A household mouse is generally small and slender. A household mouse is approximately three to four inches long with large ears, small eyes and a pointed nose. A household mouse is very inquisitive and an excellent climber.
When a household mouse creates a nest, it’s establishing it’s territory. A nest is usually ten to thirty feet from a food source. A household mouse prefers cereal type grains. A household mouse will eat fifteen to twenty times a day.
A household mouse can enter your home through a hole as small as 1/4 inch wide. If you have household mice, you will notice light brown or gray rod shaped droppings where a mouse has been. One household mouse can produce approximately 9,000 fecal droppings in six months.
A household mouse can live approximately one year. A household mouse breeds quickly. A household mouse has litters of four to seven mice, as often as every forty to fifty days.
The Roof Rat looks similar to a household rat. A roof rat is usually black or brown, with a long tail. The roof rat has large eyes and ears with a pointed nose. The roof rat is usually seven to ten inches long. A roof rat will make nests under buildings or piles of wood or rubbish. A roof rat is an excellent climber and is often found in the upper sections of a structure. The roof rat has a preference to eating grains, fruits, nuts and vegetables. A roof rat can live up to one year. The roof rat can have four to six liters in one year, each litter produces four to eight roof rats. A roof rat can enter your home or business through a 1/2 inch hole.

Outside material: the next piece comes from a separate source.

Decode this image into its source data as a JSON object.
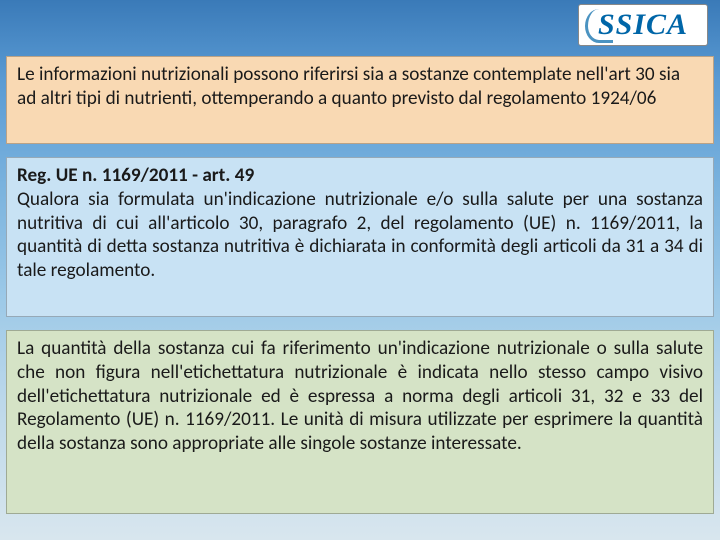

Sharing a home with a household mouse or roof rat is not very appealing to many people. There are things you can do to keep household mice and roof rats out. The first thing you should do is inspect the exterior of your home. Look for any entry points or things that would look appealing to household mice or rats. You’ll need to fix any holes or cracks with caulking or wool. Check to make sure doors and windows seal shut. Fix doors with weather stripping or door sweeps. Fix window screens and make sure the window seals when closed. Remove all standing water on your property. Make sure your garbage is stored in a covered container. Remove all rubbish, trees and other debris from your property.
While taking care of the exterior of your home is very important, so is the interior of your home. Make sure food in your cupboard are stored in plastic containers, this includes cereal, baking ingredients and anything else usually stored in boxes or paper. Keep your trash empty and food out of it.
If you’re concerned about household mice and roof rats or think there’s some in your home or business, you can use bait, traps and glue boards. If you continue to see rodent droppings, after using bait, traps or glue boards, make a call to your local pest control company. They may be able to advise you on your specific issue or give your home an inspection.